A 12th Man Guide To Tailgating

When your blood runs green and blue, here’s how to tailgate like a true 12

By Maggie Kerr August 27, 2018


This article originally appeared in the September 2018 issue of Seattle magazine.

This article appears in print in the September 2018 issue. Click here to subscribe.

Catching the game on TV garbed in team colors is fine, but during home games, the most dedicated Seahawks fans take it to the next level. Want to join them this year? You have options. Head to the fenced-off, pedestrian-based Hawk Alley Tailgate area (Pioneer Square, 2200 Utah Ave. S), or drive your vehicle to a tailgate lot.

For tips on tailgating Seahawks style, we consulted Frazer Loveman, manager of Beast Bus (the nonprofit that started the donation-based Hawk Alley Tailgate), and longtime season ticket holder and tailgater (and Tukwila’s Foster High School football coach) Nick Cairns.

1. Early hawk gets the spot. CenturyLink Field doesn’t allow tailgating on its property (except in the North Lot, reserved for season ticket holders). Prime tailgating spots are primarily south of the stadium in private parking lots (costs vary, $20‒$40) or on the street. To secure a spot, arrive by about 8 a.m.

2. Don’t forget the meat. Before game day, break out the slow cooker and prepare your favorite pulled pork recipe, the meat of choice for tailgating. This easy meal travels well and allows you to leave the Coleman stove at home.

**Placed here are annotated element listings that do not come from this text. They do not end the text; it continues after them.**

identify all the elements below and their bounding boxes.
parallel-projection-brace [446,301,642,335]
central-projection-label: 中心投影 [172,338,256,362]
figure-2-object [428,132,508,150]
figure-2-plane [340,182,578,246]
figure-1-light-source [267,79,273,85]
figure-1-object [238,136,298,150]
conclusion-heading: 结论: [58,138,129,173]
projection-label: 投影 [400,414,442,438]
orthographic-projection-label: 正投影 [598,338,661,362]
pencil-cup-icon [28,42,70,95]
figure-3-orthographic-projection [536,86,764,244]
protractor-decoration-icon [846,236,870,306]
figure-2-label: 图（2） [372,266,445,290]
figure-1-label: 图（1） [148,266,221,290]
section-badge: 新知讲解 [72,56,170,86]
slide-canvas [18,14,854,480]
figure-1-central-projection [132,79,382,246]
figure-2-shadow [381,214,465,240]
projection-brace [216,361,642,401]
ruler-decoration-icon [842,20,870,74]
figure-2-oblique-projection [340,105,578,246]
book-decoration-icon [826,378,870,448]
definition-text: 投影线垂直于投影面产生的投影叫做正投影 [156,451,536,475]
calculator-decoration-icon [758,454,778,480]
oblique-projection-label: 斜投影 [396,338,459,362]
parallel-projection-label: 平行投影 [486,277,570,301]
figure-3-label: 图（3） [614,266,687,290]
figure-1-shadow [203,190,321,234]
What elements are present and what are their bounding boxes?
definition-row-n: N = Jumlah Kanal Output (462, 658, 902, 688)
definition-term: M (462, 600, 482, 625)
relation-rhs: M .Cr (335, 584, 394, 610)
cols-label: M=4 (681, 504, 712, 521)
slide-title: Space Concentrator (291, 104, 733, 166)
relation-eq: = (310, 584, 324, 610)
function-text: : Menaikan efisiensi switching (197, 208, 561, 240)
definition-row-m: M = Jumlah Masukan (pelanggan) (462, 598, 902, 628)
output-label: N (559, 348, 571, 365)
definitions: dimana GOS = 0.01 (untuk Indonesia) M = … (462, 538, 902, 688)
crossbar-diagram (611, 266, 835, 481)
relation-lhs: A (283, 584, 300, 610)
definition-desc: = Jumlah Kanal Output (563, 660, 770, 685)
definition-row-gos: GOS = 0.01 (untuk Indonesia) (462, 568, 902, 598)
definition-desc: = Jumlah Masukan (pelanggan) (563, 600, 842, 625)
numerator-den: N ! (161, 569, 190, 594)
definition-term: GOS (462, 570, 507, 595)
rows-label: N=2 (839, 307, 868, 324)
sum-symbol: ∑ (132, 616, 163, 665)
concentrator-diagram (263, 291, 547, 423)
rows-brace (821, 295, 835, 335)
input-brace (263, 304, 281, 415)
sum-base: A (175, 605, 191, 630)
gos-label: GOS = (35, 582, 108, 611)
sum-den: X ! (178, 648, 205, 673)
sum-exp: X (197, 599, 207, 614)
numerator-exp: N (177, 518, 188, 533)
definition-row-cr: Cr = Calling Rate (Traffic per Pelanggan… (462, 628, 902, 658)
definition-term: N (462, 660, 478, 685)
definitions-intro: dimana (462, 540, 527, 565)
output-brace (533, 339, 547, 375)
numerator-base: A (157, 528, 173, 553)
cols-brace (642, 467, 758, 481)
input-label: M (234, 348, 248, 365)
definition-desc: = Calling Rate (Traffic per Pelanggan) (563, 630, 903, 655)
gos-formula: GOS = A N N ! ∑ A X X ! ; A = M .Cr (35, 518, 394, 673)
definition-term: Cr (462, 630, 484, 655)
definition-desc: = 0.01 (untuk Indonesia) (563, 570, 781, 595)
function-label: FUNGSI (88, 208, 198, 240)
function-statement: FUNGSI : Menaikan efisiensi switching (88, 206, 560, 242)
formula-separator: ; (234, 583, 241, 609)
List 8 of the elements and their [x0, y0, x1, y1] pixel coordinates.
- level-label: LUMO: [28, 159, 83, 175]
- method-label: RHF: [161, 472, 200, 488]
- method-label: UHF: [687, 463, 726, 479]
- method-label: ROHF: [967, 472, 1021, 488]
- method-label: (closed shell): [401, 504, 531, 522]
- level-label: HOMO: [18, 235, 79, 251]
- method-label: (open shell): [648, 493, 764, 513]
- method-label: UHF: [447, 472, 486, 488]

3. Color-coordinate your accessories. Whatever your beverage of choice (and remember, public consumption of alcohol is illegal), put it in a cup. Cairns recommends the classic plastic cup—in blue, natch.

4. Pack in, pack out. Clean up your area by bringing your own trash bags. And because you’re in Seattle, don’t forget to designate one of them for recycling.

5. Have a restroom strategy. Portable toilets are few and far between in some areas. Have a plan (hey, that RV comes in handy here).

6. Dress appropriately. Wear as much green and blue as possible (obviously!), and when the weather turns cool, Loveman recommends a snood (a scarf and hood combo), his line of defense against the winds that prevail just south of the stadium.

7. Prepare a game-day playlist. Cairns recommends “locker-room aggressive” tunes: high-energy rock and hip-hop. But mind who your opponent is; for each game, Cairns removes artists originating from the opposing team’s state.

8. Join the community. Bring games (like cornhole, a bean-bag toss game) and engage with others. Otherwise, says Loveman, you’re just left standing around drinking beer (in a designated area, of course).

9. Be respectful. Tailgaters are often the “first responders” for the overly excited or intoxicated. Game day is a family event—surround yourself with responsible fans.